Some activities for summer are camping, going to the zoo, learning a skill such as hula-hooping, playing with kites and baseball. Following are books for each of these subjects that will augment the fun.
"CAMP REX,” by Molly Idle, Penguin, $16.99 (ages 3-6)
Camping is fun; the air invigorating. But what about camping if your buddies are dinosaurs? Find out!
"WHAT’S NEW? THE ZOO! A Zippy History of Zoos,” by Kathleen Krull, illustrated by Marcellus Hall, Scholastic, $17.99 (ages 4-8)
This starts with notations from about 3,500 years ago in Ethiopia and follows a timeline of information to zoos of today that “make us gasp with awe.” Author Kathleen Krull has given us a “romp through history.”
“THE HULA-HOOPIN’ QUEEN,” by Thelma Lynne Godin, illustrated by Vanessa Brantley-Newton, Lee & Low Books, $18.95 (ages 6-8)
Kameeka may not teach the basics of hula-hooping, but her story celebrates a community where young and old find joy in each other, especially when “hoops are swishin’ and swingin’ all the way down the block.”
“KING FOR A DAY,” by Rukhsana Khan, illustrated by Christiane Kromer, Lee & Low Books, $17.95 (ages 8 and up)

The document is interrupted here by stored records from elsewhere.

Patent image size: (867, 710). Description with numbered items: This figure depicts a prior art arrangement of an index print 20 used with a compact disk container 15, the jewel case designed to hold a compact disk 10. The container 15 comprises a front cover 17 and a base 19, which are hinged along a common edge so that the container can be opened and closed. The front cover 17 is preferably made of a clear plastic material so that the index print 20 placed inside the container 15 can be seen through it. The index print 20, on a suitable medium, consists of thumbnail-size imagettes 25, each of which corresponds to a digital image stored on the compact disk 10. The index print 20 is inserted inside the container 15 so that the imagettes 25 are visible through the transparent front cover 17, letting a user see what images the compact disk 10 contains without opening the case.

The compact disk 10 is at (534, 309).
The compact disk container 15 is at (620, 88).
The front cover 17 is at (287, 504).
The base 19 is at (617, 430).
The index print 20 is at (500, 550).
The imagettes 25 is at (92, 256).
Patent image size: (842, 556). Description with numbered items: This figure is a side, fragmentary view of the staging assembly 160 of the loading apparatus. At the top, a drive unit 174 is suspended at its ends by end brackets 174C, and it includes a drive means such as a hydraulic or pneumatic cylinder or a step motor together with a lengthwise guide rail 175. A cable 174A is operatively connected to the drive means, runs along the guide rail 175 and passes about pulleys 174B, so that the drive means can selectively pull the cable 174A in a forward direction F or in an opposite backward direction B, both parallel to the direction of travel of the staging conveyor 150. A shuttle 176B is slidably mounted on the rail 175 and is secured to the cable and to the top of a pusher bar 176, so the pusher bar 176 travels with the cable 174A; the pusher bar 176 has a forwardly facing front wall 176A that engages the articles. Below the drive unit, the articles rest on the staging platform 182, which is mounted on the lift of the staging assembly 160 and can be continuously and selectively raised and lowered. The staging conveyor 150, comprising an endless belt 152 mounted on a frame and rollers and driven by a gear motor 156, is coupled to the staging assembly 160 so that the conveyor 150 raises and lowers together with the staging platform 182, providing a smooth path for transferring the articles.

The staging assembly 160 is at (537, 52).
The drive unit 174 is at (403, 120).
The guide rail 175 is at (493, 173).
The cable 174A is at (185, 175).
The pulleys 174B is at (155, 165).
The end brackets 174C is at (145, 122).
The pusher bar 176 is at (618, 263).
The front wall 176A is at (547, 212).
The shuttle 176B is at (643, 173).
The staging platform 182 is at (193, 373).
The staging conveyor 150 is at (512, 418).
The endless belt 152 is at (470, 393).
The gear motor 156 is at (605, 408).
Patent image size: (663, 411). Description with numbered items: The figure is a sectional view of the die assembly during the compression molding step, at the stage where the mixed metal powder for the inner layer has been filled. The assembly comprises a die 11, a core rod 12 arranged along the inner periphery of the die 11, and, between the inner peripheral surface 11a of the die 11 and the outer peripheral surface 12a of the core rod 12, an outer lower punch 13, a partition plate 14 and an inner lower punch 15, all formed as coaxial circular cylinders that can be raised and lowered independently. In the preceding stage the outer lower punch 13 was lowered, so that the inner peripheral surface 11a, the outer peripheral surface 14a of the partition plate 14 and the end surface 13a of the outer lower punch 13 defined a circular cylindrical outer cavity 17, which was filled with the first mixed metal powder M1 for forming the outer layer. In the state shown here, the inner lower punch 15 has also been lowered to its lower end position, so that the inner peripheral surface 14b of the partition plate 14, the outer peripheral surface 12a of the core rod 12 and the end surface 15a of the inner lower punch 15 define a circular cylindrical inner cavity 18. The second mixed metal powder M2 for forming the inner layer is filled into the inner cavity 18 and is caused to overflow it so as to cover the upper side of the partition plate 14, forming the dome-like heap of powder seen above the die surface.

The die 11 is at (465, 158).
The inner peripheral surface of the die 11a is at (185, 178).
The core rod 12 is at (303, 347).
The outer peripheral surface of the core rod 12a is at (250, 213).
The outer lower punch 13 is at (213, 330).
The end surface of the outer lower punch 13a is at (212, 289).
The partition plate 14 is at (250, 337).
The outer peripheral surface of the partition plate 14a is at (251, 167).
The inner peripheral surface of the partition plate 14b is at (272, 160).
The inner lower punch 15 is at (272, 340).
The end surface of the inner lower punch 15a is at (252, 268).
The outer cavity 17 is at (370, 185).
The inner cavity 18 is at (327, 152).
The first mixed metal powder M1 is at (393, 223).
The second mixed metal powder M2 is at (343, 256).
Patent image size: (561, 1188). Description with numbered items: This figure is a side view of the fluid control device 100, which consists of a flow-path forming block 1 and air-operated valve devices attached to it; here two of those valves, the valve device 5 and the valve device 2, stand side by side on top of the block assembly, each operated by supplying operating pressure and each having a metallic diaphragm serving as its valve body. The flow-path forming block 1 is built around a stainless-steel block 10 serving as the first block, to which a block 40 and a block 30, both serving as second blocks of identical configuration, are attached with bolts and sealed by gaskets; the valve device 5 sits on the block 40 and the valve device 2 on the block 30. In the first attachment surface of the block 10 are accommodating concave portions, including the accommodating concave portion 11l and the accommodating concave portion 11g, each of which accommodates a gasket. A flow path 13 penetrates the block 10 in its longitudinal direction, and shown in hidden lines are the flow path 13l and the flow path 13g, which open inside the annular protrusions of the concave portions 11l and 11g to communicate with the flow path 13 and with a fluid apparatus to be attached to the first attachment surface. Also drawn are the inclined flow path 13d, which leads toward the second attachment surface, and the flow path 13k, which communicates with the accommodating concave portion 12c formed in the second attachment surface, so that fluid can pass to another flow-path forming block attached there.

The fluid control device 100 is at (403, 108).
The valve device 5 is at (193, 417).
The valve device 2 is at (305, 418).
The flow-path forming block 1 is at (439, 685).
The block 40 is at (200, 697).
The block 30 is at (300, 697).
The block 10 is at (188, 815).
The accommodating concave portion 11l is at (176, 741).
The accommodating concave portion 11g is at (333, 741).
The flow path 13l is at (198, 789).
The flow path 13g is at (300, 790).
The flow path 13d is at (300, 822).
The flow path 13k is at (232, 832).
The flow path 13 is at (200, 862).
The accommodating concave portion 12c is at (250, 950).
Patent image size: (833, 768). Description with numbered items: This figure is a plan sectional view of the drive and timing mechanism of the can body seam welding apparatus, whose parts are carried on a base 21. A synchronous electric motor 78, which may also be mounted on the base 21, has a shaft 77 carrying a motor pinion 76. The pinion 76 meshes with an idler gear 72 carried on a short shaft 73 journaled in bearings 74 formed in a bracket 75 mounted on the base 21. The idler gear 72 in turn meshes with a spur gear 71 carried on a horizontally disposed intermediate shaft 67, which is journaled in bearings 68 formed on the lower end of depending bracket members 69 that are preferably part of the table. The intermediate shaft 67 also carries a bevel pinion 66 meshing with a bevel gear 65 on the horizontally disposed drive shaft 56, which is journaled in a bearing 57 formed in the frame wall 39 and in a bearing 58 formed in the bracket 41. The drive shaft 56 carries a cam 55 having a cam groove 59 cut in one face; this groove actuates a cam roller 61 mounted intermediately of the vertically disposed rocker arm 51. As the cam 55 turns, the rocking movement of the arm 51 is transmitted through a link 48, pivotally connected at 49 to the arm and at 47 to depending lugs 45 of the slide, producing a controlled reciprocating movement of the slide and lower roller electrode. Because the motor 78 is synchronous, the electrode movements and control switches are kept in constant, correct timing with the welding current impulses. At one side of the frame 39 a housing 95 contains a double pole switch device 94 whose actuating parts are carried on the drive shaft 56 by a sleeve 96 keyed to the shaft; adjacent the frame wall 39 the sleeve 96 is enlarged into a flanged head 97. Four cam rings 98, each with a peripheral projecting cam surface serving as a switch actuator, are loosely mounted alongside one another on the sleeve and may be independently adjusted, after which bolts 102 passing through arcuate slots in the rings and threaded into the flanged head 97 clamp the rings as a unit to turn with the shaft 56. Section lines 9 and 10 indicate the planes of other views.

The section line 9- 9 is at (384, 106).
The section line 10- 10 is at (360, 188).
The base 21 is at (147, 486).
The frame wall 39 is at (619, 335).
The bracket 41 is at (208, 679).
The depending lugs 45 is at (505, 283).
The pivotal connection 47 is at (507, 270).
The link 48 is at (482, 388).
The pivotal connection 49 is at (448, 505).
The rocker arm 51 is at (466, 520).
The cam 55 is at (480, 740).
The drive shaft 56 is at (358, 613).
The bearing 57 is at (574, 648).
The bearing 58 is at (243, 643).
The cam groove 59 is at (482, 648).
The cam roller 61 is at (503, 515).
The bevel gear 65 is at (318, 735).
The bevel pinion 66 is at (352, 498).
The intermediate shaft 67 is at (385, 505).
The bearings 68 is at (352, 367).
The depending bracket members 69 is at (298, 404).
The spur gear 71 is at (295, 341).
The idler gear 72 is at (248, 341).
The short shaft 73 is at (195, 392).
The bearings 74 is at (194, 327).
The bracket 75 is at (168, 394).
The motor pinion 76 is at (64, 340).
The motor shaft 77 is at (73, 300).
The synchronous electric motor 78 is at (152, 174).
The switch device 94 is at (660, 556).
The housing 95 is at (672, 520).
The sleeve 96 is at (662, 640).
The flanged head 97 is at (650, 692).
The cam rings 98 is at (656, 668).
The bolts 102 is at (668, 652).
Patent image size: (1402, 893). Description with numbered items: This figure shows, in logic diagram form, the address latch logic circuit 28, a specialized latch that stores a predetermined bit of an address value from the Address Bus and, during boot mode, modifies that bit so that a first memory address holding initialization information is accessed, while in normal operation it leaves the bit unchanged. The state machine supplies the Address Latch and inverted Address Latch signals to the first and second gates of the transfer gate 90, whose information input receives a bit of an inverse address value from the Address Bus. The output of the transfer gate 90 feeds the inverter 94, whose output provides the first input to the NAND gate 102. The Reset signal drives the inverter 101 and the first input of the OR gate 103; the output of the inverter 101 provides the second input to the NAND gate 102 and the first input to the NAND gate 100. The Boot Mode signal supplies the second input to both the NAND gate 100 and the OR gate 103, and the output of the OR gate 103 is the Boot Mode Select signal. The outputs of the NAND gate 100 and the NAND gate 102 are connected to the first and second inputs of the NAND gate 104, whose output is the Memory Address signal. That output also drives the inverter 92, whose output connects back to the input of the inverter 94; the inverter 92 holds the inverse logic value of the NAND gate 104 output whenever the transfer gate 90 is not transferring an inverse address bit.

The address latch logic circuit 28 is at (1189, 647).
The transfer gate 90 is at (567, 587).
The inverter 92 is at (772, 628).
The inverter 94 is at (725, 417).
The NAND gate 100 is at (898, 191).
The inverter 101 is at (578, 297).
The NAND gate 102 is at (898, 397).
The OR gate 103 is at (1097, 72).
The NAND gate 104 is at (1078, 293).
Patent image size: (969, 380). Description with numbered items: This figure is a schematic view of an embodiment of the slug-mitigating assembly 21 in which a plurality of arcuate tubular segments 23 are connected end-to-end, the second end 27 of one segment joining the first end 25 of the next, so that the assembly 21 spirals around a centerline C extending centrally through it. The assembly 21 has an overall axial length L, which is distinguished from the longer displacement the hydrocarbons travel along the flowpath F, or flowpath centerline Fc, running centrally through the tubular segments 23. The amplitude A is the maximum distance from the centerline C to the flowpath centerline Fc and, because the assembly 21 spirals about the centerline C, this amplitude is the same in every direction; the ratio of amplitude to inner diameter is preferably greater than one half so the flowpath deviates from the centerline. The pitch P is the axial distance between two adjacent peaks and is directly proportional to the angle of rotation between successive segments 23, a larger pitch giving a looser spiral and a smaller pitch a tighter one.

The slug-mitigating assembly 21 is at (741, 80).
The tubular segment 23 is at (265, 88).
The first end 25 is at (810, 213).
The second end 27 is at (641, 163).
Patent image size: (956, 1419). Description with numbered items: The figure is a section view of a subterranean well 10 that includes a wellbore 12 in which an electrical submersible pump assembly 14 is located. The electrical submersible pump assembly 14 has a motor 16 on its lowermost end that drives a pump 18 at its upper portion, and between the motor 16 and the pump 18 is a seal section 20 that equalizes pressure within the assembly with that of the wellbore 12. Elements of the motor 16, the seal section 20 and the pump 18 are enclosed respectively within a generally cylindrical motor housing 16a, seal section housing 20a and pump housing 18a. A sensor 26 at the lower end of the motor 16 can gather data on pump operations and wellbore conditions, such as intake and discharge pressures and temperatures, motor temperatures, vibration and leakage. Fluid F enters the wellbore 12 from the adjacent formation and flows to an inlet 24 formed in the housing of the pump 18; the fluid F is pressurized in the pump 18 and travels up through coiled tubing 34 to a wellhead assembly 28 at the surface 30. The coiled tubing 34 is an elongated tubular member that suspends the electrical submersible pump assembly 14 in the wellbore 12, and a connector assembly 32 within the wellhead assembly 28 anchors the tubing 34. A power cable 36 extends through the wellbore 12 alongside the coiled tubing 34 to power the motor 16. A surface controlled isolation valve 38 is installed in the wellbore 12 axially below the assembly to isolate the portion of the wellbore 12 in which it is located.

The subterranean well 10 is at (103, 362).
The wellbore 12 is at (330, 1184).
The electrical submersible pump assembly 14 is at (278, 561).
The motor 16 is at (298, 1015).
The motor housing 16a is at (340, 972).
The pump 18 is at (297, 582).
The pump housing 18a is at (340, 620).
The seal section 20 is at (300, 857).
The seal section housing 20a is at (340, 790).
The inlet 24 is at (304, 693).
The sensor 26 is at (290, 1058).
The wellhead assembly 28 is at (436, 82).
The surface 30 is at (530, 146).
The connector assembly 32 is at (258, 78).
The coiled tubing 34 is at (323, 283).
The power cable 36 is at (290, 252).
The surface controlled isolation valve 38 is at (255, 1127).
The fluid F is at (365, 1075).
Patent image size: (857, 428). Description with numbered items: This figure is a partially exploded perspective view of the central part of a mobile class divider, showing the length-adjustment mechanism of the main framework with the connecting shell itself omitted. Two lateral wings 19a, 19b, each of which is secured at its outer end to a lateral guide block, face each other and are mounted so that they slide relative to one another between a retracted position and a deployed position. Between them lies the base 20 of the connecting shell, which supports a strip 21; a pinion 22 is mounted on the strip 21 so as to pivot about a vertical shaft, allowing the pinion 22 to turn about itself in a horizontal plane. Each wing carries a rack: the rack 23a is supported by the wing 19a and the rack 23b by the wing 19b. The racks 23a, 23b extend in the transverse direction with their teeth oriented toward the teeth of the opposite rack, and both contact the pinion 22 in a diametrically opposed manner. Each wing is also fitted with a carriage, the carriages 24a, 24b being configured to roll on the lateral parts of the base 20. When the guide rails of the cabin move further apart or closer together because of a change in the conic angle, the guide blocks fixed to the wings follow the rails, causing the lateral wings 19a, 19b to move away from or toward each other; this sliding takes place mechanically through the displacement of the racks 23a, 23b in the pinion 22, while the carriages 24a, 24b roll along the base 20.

This story tells of Malik, who is determined to be King of the Kite Festival in Pakistan. Glorious illustrations accompany the traditional ethnic practice of kite flying.
“THE STREAK: How Joe DiMaggio Became America’s Hero,” by Barb Rosenstock, illustrated by Terry Widener, Calkins Creek/Boyds Mills, $16.95 (ages 8 and up)
This relates the story of Joe DiMaggio’s hitting streak during the summer of 1941. Schedules, charts and additional outside reading make this a history for any sports fan.
“AWESOME POSSUM FAMILY BAND,” by Jimmy Osmond, illustrated by Bob Ostrom, Regnery Publishing, $16.99 (ages 5-8)
Summer fun probably includes time with family. A book about local celebrities written by the ninth in the Osmond family may provide a chuckle or two. Details about each of the family members bring the action up to date.
“PROJECT KID: 100 Ingenious Crafts for Family Fun,” by Amanda Kingloff, Artisan Books, $22.95 (all ages)
Whether it’s home, classroom or just backyard planning, this book is a must to try out crafts for all seasons. Full-color photographs with easy-to follow instructions make this something for all ages.
“MAKER DAD: Lunch Box Guitars, Antigravity Jars and 22 Other Incredibly Cool Father-Daughter DIY Projects,” by Mark Frauenfelder, Amazon/New Harvest, $20 (all ages)
Here are easy ways to make items for fun and gifts. Sons will enjoy working these out with dad, too.
“ELLA’S KITCHEN: The Big Baking Book, The Yellow One,” Octopus Publishing, $19.99 (all ages)
More than 100 tasty treats may entice picky eaters, especially when they plan and cook up the recipes themselves. Full-color pages with specific directions make “Ella’s Kitchen” a winner for beginners and older bakers.